The data is from Kaggle Pet Adoption
-
The original raw datasets contain 25 features and 14,993 samples in train.csv and 24 features and 3,972 samples in test.csv.
-
Columns are: ‘AdoptionSpeed’, ‘Age’, ‘Breed1’, ‘Breed2’, ‘Color1’, ‘Color2’, ‘Color3’, ‘Description’, ‘Dewormed’, ‘Fee’,‘Fur Length’, ‘Gender’, ‘Health’, ‘MaturitySize’,‘PetID’, ‘PhotoAmt’, ‘Quantity’, ‘RescuerID’, ‘State’,‘Sterilized’, ‘Vaccinated’, ‘VideoAmt’.

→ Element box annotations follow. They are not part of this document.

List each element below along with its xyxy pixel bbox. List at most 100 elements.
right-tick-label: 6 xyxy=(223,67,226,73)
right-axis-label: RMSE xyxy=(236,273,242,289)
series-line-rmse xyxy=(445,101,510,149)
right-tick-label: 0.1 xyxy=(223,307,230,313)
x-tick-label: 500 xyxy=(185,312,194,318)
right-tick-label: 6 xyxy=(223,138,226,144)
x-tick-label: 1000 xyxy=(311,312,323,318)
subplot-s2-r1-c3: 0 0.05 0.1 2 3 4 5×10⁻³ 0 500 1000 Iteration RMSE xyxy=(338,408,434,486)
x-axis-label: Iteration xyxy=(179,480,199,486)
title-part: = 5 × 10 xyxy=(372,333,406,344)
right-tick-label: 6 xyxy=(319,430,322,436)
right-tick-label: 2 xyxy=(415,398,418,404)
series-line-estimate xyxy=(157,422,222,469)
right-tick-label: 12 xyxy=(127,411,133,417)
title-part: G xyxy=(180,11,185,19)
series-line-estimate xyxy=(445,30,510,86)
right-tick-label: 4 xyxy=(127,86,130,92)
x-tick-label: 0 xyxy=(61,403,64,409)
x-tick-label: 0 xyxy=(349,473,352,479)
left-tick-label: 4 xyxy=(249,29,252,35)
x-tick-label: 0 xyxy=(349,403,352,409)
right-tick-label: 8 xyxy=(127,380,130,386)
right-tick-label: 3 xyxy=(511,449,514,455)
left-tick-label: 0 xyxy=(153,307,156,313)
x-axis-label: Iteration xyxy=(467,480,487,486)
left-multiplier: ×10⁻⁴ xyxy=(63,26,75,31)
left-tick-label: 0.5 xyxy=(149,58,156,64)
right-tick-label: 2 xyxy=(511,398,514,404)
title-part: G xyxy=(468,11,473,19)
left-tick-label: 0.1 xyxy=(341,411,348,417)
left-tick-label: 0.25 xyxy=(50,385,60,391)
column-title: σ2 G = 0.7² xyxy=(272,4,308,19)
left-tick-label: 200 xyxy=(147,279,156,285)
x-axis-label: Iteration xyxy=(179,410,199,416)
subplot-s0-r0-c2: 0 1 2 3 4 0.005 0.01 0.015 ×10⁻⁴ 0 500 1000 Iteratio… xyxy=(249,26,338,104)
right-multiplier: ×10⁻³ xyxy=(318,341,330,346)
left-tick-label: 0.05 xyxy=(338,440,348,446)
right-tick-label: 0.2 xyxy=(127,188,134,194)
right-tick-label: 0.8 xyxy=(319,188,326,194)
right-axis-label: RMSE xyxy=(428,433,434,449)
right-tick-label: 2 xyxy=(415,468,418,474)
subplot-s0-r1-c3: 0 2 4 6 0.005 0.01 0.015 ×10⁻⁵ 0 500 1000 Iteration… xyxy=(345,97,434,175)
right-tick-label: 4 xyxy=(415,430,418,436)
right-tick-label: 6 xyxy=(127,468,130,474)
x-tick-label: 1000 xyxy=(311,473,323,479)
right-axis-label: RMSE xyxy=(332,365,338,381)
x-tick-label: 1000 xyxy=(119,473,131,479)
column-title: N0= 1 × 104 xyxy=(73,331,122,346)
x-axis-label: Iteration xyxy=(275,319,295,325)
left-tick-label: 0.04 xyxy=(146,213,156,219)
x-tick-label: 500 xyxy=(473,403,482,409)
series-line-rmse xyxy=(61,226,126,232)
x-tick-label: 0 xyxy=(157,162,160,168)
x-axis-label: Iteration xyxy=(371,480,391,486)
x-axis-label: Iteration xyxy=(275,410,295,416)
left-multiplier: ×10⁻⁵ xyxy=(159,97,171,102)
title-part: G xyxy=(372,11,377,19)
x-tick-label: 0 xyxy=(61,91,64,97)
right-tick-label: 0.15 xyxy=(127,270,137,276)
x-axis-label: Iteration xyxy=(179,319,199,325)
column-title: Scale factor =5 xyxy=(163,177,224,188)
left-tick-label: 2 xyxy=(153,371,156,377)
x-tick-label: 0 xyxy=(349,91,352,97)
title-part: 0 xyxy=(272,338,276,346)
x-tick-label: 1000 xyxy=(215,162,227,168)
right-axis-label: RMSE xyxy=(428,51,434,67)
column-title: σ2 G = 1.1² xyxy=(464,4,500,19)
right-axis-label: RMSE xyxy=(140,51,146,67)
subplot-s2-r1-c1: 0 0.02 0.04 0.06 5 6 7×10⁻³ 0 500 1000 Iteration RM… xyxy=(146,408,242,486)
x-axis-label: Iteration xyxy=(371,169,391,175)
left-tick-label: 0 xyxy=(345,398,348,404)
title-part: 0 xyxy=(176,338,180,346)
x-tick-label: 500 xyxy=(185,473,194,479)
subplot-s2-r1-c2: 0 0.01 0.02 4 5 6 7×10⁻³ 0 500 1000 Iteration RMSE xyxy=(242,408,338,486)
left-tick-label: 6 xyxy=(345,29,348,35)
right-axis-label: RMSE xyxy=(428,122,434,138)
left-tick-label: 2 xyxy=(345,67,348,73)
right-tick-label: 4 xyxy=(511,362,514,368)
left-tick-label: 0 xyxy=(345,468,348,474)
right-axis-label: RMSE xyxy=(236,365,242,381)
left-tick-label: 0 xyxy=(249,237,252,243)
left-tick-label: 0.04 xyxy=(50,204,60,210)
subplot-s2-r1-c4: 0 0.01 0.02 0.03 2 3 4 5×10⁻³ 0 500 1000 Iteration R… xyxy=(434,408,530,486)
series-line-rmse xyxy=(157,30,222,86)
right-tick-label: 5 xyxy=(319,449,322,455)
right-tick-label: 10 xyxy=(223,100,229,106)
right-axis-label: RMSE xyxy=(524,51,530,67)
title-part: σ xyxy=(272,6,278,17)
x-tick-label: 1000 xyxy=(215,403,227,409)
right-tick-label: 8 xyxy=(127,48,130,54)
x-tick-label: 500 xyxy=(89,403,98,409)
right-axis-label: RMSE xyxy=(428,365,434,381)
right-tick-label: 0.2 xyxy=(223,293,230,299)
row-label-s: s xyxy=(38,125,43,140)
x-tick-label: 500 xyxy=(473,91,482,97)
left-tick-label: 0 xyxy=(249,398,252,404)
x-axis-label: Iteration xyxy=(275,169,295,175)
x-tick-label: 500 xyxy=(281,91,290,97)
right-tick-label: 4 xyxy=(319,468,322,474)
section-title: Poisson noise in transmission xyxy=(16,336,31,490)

- PetID - Unique hash ID of pet profile
- AdoptionSpeed - Categorical speed of adoption. Lower is faster. This is the value to predict. See below section for more info.
- Type - Type of animal (1 = Dog, 2 = Cat)
- Name - Name of pet (Empty if not named)
- Age - Age of pet when listed, in months
- Breed1 - Primary breed of pet (Refer to BreedLabels dictionary)
- Breed2 - Secondary breed of pet, if pet is of mixed breed (Refer to BreedLabels dictionary)
- Gender - Gender of pet (1 = Male, 2 = Female, 3 = Mixed, if profile represents group of pets)
- Color1 - Color 1 of pet (Refer to ColorLabels dictionary)
- Color2 - Color 2 of pet (Refer to ColorLabels dictionary)
- Color3 - Color 3 of pet (Refer to ColorLabels dictionary)
- MaturitySize - Size at maturity (1 = Small, 2 = Medium, 3 = Large, 4 = Extra Large, 0 = Not Specified)
- FurLength - Fur length (1 = Short, 2 = Medium, 3 = Long, 0 = Not Specified)
- Vaccinated - Pet has been vaccinated (1 = Yes, 2 = No, 3 = Not Sure)
- Dewormed - Pet has been dewormed (1 = Yes, 2 = No, 3 = Not Sure)
- Sterilized - Pet has been spayed / neutered (1 = Yes, 2 = No, 3 = Not Sure)
- Health - Health Condition (1 = Healthy, 2 = Minor Injury, 3 = Serious Injury, 0 = Not Specified)
- Quantity - Number of pets represented in profile
- Fee - Adoption fee (0 = Free)
- State - State location in Malaysia (Refer to StateLabels dictionary)
- RescuerID - Unique hash ID of rescuer
- VideoAmt - Total uploaded videos for this pet
- PhotoAmt - Total uploaded photos for this pet
- Description - Profile write-up for this pet. The primary language used is English, with some in Malay or Chinese.
-
Drop the columns ‘PhotoAmt’, ‘VideoAmt’, ‘RescuerID’, ‘State’
-
breed_labels.csv and color_labels.csv list the number and corresponding breed name or color, so the resulting cleaned dataset removes all number in ‘Breed1’, ‘Breed2’, and 3 color-related columns, and insert the top 5 breed name and all colors correspondingly.
-
The top 5 breeds for cat or dog samples cover at least 75% of metadata, and many of the other breeds have less than 5 samples per breed name, or even 1 sample per breed name.